One prominent figure is Cathie Wood, the chief executive of ARK Investment Management, who’s made a name for herself buying Bitcoin and making bold calls on tech companies like Tesla Inc. Wood currently has 32,000 Twitter followers, and the firm uses a combination of tweets, blog posts and podcasts to promote its work.
So does $11 billion Global X Management Co., which has trademarked the term “conversational alpha” to describe how thematic funds can boost an investor’s experience. And Alpha Architect, which manages about $420 million from the suburbs of Philadelphia.
“When we write a post, that’s really the lifeblood of what we do,” said Wes Gray, the Pennsylvanian firm’s founder. “We use Twitter as a way to interact with people.” Gray has more than 30,000 followers on Twitter.
That said, there’s still some room for smaller asset managers to differentiate themselves using more traditional methods -- if they can stomach it.
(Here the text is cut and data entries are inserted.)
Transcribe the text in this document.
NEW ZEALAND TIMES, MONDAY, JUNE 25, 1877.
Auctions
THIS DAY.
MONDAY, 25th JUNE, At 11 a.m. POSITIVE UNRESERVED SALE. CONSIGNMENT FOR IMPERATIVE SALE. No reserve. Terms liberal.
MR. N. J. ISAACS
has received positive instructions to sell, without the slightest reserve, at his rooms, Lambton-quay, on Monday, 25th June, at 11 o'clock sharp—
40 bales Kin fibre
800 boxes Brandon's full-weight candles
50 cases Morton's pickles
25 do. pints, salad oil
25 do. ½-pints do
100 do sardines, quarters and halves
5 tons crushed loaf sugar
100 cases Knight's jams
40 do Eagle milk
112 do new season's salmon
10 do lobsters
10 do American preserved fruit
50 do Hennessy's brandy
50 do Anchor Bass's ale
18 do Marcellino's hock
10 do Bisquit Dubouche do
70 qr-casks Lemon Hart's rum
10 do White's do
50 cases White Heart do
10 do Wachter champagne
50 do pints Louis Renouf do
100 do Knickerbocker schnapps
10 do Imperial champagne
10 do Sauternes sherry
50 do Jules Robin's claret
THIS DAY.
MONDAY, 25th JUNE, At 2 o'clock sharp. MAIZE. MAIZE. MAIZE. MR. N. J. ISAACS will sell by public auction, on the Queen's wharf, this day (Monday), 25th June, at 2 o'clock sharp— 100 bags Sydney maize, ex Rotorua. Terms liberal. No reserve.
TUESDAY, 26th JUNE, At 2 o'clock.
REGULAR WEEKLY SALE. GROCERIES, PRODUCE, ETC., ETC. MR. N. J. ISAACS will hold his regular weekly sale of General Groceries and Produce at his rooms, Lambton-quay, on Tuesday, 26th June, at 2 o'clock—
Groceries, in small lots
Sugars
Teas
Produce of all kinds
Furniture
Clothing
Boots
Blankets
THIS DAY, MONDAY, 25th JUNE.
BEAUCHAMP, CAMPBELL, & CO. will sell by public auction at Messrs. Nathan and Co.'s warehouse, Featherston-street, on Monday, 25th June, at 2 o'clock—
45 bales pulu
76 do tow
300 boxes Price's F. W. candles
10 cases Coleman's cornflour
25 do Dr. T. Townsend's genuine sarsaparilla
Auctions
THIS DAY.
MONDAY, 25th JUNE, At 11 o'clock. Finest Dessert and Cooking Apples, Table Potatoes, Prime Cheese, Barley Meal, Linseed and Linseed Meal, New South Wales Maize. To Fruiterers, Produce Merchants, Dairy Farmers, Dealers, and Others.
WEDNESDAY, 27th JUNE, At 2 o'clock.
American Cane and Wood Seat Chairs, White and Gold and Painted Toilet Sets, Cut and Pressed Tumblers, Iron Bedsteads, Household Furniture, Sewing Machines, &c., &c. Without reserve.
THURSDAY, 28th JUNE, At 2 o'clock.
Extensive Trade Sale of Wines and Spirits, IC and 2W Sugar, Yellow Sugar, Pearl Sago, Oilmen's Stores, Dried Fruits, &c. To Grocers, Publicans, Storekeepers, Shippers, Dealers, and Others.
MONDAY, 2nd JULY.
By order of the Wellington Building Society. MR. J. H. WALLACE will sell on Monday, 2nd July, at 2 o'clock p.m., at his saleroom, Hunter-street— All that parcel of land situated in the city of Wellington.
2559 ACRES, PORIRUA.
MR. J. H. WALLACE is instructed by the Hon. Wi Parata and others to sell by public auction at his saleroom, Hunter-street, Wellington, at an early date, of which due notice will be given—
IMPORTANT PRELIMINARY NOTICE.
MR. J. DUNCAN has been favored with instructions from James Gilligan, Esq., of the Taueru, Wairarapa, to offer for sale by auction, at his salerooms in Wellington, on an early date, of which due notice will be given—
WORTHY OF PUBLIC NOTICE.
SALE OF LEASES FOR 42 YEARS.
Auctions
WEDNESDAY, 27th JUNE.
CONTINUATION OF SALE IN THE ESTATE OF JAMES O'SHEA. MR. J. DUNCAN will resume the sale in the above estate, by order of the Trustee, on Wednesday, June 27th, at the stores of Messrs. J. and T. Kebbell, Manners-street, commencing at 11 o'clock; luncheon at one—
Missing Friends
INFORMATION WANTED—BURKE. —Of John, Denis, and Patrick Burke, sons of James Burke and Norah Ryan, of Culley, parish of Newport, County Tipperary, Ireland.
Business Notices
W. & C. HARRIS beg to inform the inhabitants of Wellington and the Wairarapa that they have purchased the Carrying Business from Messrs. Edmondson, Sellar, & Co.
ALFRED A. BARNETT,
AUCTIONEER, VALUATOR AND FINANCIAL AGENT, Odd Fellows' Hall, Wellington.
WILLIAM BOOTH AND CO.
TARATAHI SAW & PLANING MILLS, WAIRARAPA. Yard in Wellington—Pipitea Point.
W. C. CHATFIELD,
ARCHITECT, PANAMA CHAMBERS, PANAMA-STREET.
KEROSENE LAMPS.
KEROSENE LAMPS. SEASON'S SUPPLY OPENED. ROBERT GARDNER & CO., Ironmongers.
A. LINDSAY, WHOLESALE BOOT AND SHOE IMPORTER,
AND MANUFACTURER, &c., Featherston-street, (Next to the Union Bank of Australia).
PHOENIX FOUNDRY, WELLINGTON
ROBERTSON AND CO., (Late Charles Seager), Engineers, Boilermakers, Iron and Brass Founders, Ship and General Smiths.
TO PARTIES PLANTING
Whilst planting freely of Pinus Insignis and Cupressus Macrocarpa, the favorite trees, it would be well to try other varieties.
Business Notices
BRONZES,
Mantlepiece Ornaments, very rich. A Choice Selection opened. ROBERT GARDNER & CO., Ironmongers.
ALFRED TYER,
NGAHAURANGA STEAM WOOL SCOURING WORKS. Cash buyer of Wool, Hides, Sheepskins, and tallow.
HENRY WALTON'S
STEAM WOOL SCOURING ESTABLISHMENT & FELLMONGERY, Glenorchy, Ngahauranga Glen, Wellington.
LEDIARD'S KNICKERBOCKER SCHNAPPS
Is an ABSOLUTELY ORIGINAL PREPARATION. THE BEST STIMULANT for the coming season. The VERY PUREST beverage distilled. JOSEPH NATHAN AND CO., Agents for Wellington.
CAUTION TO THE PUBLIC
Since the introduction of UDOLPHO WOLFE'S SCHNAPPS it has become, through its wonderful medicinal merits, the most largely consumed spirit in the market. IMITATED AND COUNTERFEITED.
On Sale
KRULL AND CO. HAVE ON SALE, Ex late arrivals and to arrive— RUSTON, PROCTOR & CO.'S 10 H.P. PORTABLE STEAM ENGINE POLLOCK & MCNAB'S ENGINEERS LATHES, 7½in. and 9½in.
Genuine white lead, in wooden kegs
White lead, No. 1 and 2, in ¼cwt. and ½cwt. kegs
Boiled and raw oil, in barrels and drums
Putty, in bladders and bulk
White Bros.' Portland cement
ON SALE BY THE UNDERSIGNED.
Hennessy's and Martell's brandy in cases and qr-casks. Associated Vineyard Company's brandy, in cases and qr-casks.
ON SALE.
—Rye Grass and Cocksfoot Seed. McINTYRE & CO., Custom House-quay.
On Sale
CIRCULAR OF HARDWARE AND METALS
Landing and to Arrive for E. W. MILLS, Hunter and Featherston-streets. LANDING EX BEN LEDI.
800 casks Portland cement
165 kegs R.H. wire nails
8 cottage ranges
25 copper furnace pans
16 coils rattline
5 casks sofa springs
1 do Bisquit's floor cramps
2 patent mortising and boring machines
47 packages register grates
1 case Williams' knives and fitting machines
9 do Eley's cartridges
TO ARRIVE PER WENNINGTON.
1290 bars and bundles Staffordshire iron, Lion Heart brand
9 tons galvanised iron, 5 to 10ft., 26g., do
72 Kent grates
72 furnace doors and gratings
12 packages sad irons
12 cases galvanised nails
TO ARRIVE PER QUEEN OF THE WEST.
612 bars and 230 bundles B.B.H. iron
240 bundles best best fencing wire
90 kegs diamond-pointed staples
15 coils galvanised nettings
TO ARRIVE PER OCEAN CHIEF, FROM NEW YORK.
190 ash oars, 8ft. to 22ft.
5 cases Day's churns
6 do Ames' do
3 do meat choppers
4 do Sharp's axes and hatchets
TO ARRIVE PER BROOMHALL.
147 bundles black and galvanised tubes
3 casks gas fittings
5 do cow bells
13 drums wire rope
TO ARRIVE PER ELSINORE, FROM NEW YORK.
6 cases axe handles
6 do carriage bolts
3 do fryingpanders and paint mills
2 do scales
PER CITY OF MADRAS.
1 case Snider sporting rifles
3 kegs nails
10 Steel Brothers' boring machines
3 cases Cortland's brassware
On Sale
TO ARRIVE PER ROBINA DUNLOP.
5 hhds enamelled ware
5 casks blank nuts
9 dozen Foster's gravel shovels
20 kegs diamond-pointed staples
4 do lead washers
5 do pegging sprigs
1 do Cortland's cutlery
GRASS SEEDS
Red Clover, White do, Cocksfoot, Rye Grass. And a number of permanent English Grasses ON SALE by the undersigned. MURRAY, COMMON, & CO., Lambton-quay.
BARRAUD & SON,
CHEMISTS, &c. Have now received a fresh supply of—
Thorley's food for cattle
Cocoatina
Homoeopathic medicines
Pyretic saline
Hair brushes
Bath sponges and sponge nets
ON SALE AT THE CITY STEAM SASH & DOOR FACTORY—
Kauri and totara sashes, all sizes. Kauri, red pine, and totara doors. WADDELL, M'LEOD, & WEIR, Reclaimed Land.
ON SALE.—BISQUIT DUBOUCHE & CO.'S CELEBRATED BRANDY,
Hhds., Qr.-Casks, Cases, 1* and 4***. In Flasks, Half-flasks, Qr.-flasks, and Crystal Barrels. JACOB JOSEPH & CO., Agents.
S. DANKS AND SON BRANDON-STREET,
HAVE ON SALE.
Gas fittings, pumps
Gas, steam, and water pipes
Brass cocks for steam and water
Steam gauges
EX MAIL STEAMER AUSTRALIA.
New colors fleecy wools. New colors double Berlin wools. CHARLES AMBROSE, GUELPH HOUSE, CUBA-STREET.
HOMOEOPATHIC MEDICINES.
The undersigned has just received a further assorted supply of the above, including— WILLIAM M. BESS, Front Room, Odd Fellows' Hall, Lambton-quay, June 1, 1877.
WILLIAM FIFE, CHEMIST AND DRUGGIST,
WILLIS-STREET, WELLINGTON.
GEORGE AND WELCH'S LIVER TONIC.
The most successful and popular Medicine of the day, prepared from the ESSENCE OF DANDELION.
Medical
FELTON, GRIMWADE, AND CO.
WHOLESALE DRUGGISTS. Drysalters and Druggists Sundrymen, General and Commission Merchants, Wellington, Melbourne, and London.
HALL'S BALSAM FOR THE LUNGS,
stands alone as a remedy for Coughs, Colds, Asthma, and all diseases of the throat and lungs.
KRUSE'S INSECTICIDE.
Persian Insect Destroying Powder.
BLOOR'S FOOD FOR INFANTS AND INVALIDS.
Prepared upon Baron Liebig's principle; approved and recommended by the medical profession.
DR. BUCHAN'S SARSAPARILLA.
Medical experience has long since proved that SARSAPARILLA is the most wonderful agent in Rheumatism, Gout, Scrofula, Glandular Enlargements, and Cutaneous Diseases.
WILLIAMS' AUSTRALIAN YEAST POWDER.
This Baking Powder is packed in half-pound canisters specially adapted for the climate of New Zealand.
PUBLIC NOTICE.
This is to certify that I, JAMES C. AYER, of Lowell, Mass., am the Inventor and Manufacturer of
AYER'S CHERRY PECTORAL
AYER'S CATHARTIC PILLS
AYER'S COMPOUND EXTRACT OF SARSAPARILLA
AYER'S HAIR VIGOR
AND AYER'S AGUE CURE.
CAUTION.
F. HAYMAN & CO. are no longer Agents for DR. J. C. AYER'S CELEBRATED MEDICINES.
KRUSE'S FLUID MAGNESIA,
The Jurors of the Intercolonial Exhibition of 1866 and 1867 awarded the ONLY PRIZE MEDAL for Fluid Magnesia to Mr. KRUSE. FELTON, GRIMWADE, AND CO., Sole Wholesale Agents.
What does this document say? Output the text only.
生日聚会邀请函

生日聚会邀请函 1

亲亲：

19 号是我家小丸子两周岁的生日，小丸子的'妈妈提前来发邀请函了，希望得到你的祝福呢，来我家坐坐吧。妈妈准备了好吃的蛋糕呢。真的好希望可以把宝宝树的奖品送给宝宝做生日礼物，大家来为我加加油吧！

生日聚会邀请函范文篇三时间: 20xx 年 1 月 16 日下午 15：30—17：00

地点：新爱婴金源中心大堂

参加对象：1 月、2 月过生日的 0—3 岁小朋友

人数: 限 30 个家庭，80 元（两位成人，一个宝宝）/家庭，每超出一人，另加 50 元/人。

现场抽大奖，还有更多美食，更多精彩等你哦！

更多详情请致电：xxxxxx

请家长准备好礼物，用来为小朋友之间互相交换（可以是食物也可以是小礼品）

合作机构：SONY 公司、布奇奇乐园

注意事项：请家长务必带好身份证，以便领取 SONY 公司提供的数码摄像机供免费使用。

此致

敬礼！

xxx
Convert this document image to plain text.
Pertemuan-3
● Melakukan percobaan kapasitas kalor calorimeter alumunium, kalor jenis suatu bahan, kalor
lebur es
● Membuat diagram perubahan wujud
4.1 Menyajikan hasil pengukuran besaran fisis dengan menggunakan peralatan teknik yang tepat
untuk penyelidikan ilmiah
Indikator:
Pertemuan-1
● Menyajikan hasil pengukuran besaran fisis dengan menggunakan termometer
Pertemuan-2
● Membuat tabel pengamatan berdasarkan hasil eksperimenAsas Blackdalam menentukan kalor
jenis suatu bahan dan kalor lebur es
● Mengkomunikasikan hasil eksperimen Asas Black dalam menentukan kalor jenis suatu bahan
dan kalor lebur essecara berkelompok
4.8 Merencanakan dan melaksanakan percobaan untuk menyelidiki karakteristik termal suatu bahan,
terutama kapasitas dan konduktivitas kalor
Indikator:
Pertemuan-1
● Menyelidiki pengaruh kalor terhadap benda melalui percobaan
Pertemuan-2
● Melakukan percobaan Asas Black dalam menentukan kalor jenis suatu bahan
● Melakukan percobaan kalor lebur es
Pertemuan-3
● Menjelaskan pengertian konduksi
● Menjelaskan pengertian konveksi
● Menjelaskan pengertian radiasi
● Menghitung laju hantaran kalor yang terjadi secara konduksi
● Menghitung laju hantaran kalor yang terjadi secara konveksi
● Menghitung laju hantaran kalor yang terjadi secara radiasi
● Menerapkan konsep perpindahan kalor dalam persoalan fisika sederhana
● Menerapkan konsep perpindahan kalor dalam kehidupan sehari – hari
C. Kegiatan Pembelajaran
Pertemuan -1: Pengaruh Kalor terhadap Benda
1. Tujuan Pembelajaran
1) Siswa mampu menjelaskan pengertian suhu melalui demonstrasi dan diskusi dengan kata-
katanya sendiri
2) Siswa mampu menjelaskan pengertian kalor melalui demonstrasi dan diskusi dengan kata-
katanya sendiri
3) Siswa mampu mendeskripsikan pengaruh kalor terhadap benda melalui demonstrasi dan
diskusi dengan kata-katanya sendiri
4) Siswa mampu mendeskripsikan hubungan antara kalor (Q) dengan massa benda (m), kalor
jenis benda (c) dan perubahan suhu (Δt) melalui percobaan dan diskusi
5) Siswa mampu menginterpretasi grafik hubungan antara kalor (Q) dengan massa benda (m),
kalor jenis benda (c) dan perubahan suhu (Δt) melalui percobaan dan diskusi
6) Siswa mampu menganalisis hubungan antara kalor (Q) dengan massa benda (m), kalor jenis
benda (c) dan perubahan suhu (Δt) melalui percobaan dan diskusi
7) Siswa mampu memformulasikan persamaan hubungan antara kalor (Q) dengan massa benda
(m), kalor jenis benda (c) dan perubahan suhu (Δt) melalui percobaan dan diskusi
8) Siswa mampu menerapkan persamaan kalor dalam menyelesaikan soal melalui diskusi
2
Social Finance Inc. made a splash with plans for the first ETFs that cost nothing in February, while Salt Financial offered to pay investors to buy its fund.
But the challenges faced by these issuers has piqued regulatory interest. The Securities and Exchange Commission wants small and mid-sized firms to weigh in on whether the cost and burden of regulatory compliance is creating barriers to competition, and Dalia Blass, director of the SEC’s division of investment management, has expressed concern that the variety of funds offered by smaller issuers could be “lost in a wave of consolidation and fee compression.”
For Salt co-founder Alfred Eskandar, whose firm complained of anti-competitive practices that favor larger issuers in a letter to the Federal Trade Commission in January, the SEC’s probe is a step in the right direction.
“The SEC has a lot on its plate, and it will move at SEC pace,” he said. “I’m not sure when will see something material there, I’m just happy they have put it on the calendar.”